Materials and Methods

From April 1995 through June 2002, 938 consecutive patients were treated with brachytherapy for clinical stage T1b-T3a NxM0 prostate cancer. All patients underwent brachytherapy more than 3 years prior to analysis. Of the evaluated cohort, statin usage was documented in 191 patients. The median followup was 5.4 years. Multiple clinical, treatment, and dosimetric parameters were evaluated as predictors of cause-specific, biochemical progression-free, and overall survival.

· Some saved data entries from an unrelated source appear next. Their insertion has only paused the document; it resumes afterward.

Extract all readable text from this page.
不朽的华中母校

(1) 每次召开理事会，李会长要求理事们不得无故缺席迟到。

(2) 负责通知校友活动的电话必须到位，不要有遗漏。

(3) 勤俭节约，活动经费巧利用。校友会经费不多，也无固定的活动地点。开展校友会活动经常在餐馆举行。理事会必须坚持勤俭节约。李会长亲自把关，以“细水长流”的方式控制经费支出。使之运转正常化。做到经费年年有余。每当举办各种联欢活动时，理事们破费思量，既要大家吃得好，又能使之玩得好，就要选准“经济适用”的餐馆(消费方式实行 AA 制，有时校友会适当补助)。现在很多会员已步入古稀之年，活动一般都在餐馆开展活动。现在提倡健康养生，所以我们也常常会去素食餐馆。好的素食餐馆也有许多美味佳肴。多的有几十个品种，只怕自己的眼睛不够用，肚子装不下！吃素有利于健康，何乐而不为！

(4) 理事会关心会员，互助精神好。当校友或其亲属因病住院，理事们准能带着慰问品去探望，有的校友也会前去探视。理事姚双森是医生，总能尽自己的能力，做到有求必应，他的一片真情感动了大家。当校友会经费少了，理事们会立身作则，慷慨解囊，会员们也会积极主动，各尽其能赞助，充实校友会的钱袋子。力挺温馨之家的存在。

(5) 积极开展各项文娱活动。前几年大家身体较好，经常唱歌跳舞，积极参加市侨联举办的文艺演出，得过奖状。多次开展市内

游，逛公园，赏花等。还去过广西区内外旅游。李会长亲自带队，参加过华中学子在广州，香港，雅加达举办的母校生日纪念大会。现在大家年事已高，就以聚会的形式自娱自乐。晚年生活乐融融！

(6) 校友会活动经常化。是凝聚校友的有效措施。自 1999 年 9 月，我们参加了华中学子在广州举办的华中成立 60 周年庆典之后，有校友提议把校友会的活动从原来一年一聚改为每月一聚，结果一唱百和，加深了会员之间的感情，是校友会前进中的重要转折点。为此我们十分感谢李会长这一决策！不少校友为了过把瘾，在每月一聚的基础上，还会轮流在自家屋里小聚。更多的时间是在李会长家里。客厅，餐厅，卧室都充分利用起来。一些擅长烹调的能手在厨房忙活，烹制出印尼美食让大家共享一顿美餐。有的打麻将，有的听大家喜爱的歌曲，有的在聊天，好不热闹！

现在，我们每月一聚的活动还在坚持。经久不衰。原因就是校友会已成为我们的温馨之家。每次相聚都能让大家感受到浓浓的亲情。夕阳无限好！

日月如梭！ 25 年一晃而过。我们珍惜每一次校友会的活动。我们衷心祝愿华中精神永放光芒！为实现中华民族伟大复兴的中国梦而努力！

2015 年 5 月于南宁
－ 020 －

At presentation, statin usage resulted in significantly lower pre-treatment prostate-specific antigen values, percentage of positive biopsies and prostate volume. Nine-year cause-specific, biochemical progression-free, and overall survival for the entire cohort was 96.4%, 95.9%, and 78.1% respectively. Statin usage resulted in a nonstatistical improvement in all survival parameters with the results most pronounced for atorvastatin. In Cox regression analysis, cause-specific survival was best predicted by Gleason score while biochemical progression-free survival was most closely related to percent-positive biopsies, prostate volume, and risk group. Overall survival most closely correlated with patient age, V100′, and tobacco usage.


Statins, especially atorvastatin, improve clinical presentation and result in nonsignificant improvement in cause-specific, biochemical progression-free, and overall survival in the largest clinical study to date to address this issue.